Remember, books are the only retail product out there with the price stamped on them by the manufacturer. A bookstore can discount, but they really can't mark-up -- whether they are located in high-rent SanFrancisco or low-rent Boise. The margins on books are already slim, many bookstores only getting 40-42% discounts. That 40% has to pay the lights and the phone and the webdesigner and -- oh yeah -- those smart and helpful folks who work there. A bookstore that takes too many risks with inventory is soon going to find itself out of business. And that is a bad thing not only for authors and agents, but for any hope we have for a diverse and complicated exchange of ideas through literature.

Lauri Shaw said...

I'm glad to know that you feel this way. My heart sank when I heard about this Harper imprint in the first place.

Anonymous said...

Thanks for your post.

This move sounds a bit like academic publishing.

I don't think I agree with the write-a-book-in-300-hours mentality: it sounds an awful lot like the kind of thinking that goes on in the Marketing, Publicity, and Sales departments at major houses. Books are not produce or shoes--they are something unique that should be thought of as--dare I say?--art. Advances should reflect more than the sheer time-labor that goes into them.

Adding up the minimum wage doesn't make sense simply because an author cannot keep selling books simultaneously, the way you might sell widgets. That said, I agree with the sentiment. We need major, competitive publishing houses that are non-profits and less chain-driven publishing. The chains are the real problem in my mind.

There is absolutely no reason publishing houses will exist as they do now in 30 years. Borders and B&N may well be the only real publishers in the business.

Roscoe James said...

Always love your posts. Thanks again. BTW - the mag (newsstand) still works with returns. Course, no commissions involved there.

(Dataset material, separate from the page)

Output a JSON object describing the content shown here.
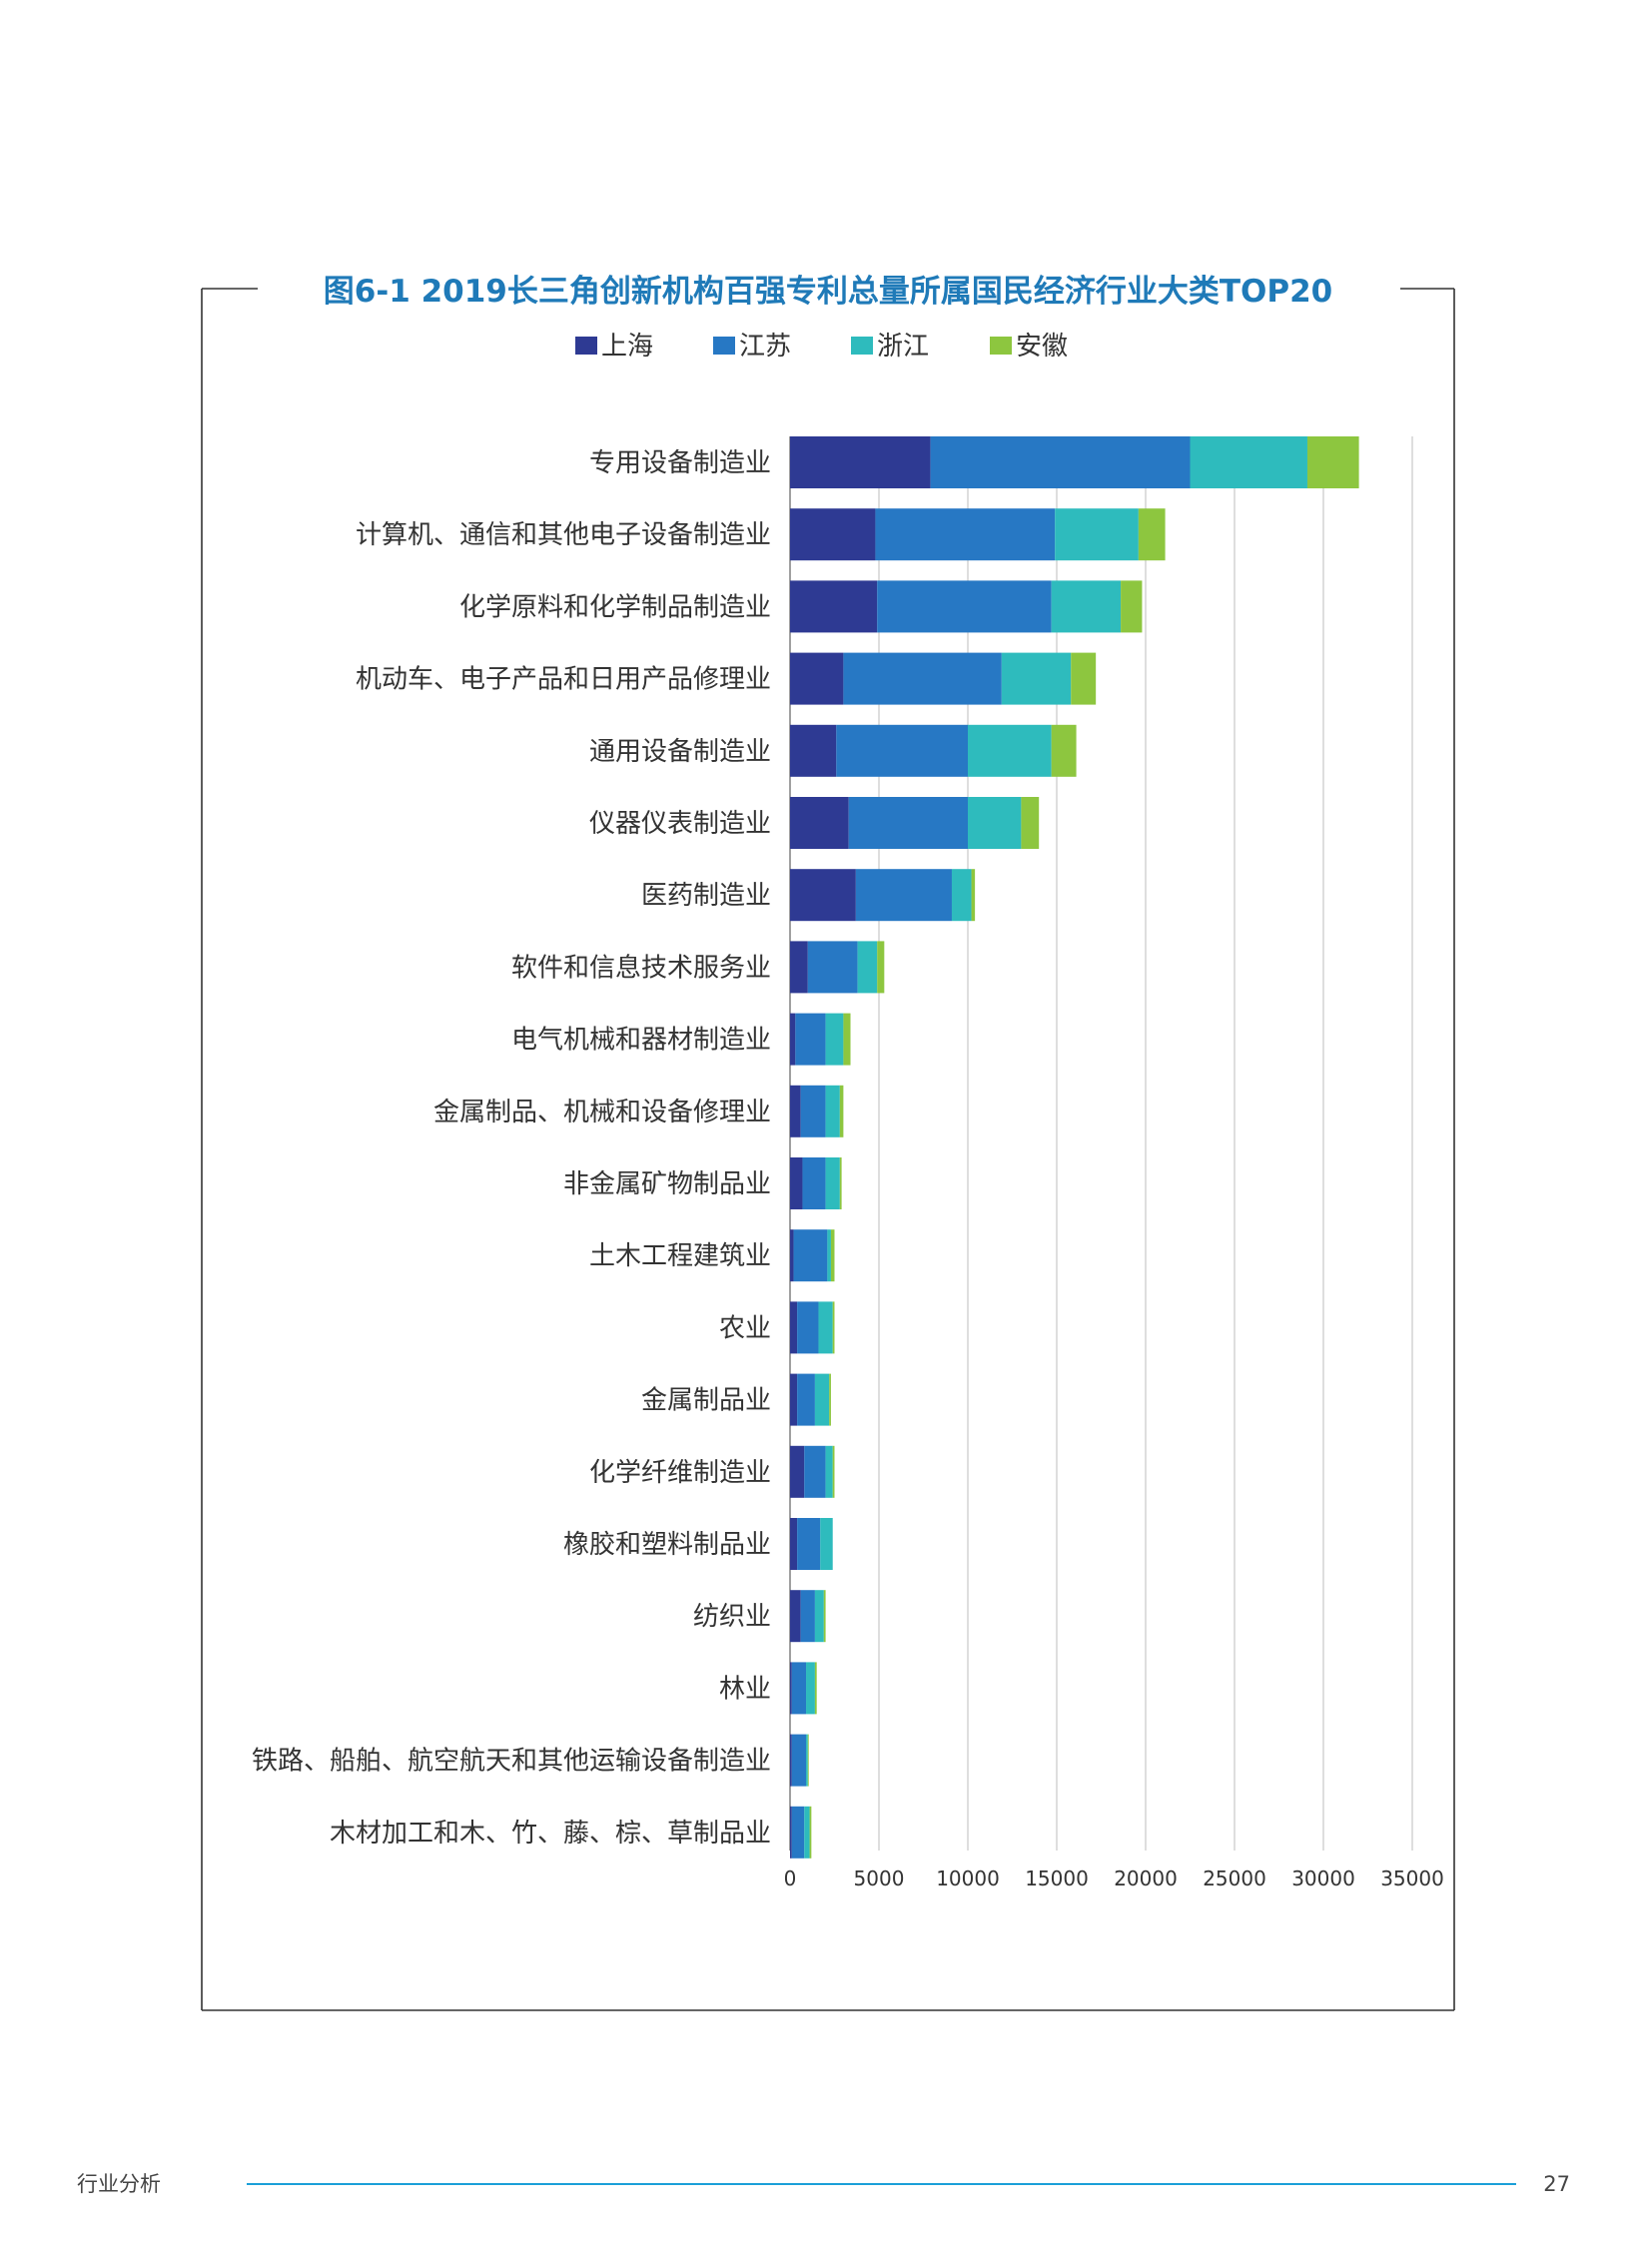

And, the more you post, the more I wonder why the hell I want to be a writer.

Lol.

Thanks

Slugs said...

Lori:

Great thought, Lori. And bully for you.

Thanks,
Sumner Wilson

dbara said...

Hmm. Since HC/Eos just requested my full SF manuscript, I hope this practice doesn't seep into their existing imprints.

When you buy the rights to any intellectual property, you should pay something up front. This seems like a way to push the "minimum wage" risk/reward away from the publisher and back on to the author.

db

Alison Tyler said...

The worst part of the no-advance concept (which is not only happening with HarperCollins, but with many publishers) is that if the publisher decides to cancel a book, the author has done a slew of work for no money. The publisher is out nothing.

Even as a tiny little imprint, Pretty Things Press pays advances.